Contributors: AKS: drafted the manuscript; VJ:
Provided guidance for preparation of draft and given final approval; SE,
SEF: Helped for mutation analysis in their laboratory in University of
Exeter Medical School, UK
Funding: None; Competing interests: None
stated.
References
1. Rahman SA, Nessa A, Hussain K. Molecular
mechanisms of congenital hyperinsulinism. J Mol Endocrinol.
2015;54:119-29.
2. Clayton PT, Eaton S, Aynsley-Green A, Edginton M,
Hussain K, Krywawych S. Hyperinsulinism in short-chain
l-3-hydroxyacyl-CoA dehydrogenase deficiency reveals the importance of
beta-oxidation in insulin secretion. J Clin Invest. 2001;108:457-65.
3. Li C, Chen P, Palladino A, Narayan S, Russell LK,
Sayed S, et al. Mechanism of hyperinsulinism in short-chain
3-hydroxyacyl CoA dehydrogenase deficiency involves activation of
glutamate dehydrogenase. J Biol Chem. 2010;28541:31806-18.

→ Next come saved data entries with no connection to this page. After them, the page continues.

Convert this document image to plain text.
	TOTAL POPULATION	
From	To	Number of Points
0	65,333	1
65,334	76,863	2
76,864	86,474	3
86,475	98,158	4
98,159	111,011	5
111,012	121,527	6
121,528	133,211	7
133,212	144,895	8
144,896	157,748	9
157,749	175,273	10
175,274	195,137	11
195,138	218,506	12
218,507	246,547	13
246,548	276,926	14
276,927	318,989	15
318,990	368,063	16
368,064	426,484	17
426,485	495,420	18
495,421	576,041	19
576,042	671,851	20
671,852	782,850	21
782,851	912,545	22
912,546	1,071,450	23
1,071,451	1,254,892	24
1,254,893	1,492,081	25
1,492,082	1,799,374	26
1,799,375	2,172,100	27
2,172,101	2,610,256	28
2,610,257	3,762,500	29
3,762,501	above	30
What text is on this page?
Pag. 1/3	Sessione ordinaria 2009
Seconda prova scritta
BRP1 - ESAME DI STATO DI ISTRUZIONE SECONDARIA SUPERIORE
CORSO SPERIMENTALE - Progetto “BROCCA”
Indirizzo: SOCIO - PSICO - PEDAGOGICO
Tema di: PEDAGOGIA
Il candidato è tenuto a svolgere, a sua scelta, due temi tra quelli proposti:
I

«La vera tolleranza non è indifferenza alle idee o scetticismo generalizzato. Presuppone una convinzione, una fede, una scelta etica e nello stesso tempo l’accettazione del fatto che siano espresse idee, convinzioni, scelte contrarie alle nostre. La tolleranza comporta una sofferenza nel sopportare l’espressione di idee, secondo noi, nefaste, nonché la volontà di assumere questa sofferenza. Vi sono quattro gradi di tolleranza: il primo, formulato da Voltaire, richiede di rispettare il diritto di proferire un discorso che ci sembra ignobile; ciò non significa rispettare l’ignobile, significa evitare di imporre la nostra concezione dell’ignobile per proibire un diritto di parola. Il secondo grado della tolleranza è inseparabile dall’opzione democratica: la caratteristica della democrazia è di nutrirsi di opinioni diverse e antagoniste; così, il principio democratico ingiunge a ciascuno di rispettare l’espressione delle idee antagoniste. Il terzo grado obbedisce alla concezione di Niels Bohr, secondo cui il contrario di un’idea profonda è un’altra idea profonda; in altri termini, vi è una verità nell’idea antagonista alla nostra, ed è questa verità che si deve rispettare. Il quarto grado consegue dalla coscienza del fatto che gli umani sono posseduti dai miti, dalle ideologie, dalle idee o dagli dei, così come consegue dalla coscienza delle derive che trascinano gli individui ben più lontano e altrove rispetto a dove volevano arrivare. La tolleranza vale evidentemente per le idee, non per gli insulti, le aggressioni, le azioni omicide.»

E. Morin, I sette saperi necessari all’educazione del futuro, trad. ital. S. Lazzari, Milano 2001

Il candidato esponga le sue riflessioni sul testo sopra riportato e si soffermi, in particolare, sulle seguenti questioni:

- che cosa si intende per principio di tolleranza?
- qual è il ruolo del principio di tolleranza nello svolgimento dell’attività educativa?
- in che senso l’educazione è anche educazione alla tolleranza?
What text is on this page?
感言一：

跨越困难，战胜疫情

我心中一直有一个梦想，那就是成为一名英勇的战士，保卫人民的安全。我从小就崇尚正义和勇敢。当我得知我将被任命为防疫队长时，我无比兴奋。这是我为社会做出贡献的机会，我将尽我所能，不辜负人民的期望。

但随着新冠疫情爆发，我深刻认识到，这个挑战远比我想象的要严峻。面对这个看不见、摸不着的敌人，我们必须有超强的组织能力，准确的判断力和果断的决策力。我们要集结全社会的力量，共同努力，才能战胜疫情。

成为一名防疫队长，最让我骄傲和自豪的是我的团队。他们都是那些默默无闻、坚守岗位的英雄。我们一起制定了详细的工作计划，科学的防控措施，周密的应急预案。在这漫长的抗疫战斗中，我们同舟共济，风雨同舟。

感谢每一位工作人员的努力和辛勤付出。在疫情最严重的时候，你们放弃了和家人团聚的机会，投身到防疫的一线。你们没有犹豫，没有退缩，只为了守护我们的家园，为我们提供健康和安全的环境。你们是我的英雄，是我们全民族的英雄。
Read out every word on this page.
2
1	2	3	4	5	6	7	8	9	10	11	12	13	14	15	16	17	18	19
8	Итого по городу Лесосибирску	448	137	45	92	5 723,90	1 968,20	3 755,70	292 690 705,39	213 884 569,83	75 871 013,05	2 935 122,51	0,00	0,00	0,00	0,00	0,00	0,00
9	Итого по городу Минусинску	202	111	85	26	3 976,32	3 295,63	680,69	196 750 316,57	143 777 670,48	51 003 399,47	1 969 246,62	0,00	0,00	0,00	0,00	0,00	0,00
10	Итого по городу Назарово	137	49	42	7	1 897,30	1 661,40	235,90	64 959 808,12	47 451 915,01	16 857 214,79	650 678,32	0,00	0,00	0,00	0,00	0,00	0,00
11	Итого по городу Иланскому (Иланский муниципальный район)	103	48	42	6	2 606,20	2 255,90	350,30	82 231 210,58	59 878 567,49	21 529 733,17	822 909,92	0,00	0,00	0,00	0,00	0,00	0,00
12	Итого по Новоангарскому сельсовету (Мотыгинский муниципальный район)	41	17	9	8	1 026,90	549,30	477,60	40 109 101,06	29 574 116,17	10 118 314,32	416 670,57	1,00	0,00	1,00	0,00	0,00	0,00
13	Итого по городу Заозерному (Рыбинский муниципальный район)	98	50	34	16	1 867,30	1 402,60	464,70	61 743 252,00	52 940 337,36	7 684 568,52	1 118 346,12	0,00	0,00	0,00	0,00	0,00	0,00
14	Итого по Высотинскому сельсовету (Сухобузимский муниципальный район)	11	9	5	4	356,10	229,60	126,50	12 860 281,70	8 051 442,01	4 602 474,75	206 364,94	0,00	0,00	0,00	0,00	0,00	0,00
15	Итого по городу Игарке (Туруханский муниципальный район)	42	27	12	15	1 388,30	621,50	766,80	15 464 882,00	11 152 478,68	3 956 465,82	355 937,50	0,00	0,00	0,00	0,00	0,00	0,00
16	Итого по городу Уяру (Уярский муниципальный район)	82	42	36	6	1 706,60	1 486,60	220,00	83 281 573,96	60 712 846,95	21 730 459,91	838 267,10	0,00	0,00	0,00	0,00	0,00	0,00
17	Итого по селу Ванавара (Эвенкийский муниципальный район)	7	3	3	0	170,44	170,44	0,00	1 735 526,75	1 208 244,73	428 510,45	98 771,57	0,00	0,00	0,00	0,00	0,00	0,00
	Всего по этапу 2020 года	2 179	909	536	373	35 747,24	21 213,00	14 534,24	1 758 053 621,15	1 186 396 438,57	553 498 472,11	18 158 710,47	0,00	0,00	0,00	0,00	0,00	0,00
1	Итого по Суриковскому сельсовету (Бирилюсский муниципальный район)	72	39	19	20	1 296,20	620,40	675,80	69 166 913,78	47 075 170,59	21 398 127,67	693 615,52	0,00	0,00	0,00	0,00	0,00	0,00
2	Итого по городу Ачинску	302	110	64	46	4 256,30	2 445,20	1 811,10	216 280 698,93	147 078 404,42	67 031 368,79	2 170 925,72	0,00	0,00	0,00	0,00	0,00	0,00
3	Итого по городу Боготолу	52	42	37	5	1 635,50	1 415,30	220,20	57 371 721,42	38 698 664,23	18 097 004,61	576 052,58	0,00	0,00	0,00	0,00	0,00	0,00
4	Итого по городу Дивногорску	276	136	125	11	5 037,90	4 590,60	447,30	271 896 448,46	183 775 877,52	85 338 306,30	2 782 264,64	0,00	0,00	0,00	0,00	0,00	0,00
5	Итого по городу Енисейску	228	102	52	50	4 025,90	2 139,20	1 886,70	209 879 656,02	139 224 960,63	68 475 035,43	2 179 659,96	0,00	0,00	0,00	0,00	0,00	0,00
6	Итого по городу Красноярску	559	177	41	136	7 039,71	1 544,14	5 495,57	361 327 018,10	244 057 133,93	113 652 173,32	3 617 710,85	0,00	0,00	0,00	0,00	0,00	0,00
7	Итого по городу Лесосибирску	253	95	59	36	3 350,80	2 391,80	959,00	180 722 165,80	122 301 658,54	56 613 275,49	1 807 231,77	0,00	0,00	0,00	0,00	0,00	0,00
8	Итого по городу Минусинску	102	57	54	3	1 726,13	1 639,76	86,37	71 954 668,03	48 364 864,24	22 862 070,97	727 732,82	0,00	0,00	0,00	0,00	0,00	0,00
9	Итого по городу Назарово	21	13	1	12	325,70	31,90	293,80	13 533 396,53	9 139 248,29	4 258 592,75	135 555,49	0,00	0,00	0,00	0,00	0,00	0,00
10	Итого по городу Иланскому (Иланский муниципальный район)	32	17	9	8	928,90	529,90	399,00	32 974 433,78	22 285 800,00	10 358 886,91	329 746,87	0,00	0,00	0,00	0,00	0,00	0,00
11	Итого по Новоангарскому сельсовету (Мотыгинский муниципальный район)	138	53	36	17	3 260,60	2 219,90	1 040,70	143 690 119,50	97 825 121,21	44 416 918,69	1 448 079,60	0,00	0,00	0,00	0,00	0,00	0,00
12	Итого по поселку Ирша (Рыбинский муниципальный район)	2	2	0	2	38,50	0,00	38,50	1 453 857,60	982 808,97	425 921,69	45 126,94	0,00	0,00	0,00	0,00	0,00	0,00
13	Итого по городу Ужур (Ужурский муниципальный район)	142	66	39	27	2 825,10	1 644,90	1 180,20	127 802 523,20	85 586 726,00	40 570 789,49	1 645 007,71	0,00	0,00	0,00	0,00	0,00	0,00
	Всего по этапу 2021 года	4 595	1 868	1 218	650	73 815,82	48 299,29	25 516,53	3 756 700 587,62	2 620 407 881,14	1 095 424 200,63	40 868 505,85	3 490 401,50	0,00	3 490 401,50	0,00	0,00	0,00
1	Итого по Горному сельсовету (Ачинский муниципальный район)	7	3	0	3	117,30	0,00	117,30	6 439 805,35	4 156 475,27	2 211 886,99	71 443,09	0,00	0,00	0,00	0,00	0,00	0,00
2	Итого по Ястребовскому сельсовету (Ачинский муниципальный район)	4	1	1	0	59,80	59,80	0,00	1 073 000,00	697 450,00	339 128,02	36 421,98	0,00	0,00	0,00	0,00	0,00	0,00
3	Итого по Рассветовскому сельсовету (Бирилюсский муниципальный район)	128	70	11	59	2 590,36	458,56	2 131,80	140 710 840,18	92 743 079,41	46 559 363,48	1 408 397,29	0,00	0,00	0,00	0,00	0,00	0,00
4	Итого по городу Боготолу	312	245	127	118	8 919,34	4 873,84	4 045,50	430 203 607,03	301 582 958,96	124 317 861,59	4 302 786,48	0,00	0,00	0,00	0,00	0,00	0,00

4. Hardy OT, Hohmeier HE, Becker TC, Manduchi E,
Doliba NM, Gupta RK, et al. Functional genomics of the beta-cell:
short-chain 3-hydroxyacyl-coenzymeA dehydrogenase regulates insulin
secretion independent of K+ currents. Mol Endocrinol. 2007;21:765-73.
5. Popa FI, Perlini S, Teofoli F, Degni D, Funghini
S, La Marca G, et al. 3-Hydroxyacyl-Coenzyme A Dehydro-genase
Deficiency: Identification of a new mutation causing hyperinsulinemic
hypoketotic hypoglycemia, altered organic acids and acylcarnitines
concentrations. JIMD Rep. 2012;2:71-7.